The upper pressure garment’s valve was therefore redesigned and tested by the F-22 CTF before being distributed throughout the fleet.
“The new vest valve prevents premature inflation of the vest and allows it to deflate more rapidly,” said Drown. “This gives pilots more room for their lungs to expand following high-G maneuvering. The new valve was fielded January 10, and operational pilots have given it the thumbs up.”
In addition to the work done to redesign and test the new valve, Edwards personnel also facilitated other modifications to the F-22’s life support system that enhanced the aircraft’s margin of safety. One such improvement was the addition of an Automatic Backup Oxygen System to replace use of the F-22’s original Emergency Oxygen System in the event of interruption to the breathing air supply.
Earlier this year, the F-22 CTF began installing the ABOS, a process that will continue through 2014 across the entire fleet. Pilots equipped with ABOS no longer have to activate their emergency oxygen supply. In the event of aircraft malfunctions that interrupt the pilot’s primary supply of breathing air, the new ABOS system automatically turns on, reducing the complexity of dealing with the failure.

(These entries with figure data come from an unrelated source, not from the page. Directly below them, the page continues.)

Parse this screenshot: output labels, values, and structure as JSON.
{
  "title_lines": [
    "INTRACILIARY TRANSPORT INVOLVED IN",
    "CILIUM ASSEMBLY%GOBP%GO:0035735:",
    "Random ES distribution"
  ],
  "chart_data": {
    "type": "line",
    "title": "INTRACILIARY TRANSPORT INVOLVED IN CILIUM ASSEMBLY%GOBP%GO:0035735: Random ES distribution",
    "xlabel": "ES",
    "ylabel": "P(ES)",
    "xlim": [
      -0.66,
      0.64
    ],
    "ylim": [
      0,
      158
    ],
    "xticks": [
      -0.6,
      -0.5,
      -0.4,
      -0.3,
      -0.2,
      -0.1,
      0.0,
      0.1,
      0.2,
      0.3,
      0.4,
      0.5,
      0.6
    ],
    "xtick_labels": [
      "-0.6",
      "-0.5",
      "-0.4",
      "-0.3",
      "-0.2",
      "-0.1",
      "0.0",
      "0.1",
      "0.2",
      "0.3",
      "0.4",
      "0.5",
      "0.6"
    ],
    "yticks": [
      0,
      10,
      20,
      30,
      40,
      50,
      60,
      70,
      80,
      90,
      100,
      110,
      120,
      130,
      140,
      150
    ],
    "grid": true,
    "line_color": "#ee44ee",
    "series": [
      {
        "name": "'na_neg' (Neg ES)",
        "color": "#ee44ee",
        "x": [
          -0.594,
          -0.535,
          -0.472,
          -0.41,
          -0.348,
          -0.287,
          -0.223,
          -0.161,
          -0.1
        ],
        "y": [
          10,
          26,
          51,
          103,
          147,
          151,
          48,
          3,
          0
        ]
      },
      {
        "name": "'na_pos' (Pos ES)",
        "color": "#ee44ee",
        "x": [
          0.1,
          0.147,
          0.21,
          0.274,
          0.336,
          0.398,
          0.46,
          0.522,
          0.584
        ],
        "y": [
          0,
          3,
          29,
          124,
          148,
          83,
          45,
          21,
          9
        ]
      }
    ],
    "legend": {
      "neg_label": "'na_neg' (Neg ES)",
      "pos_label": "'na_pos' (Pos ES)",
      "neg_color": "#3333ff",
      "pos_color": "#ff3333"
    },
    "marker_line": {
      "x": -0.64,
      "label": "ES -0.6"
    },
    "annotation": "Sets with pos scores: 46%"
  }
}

“It’s been a challenge, but the Raptor is finally back flying where it is most effective. I’m very proud of the team, as lessons we learned from this will not only benefit the F-22 and keep our pilots safe, but other aircraft programs will benefit as well,” said Drown.
For Hughes, work completed by the F-22 Life Support System Task Force emphasizes the need for continual research in aerospace physiology.
“What happened with the F-22 reinvigorated the Air Force and Department of Defense’s need for continual research in aerospace physiology, particularly concerning flight crew equipment,” she said. “Aircrew safety is a top priority; it’s important that we continue our research.”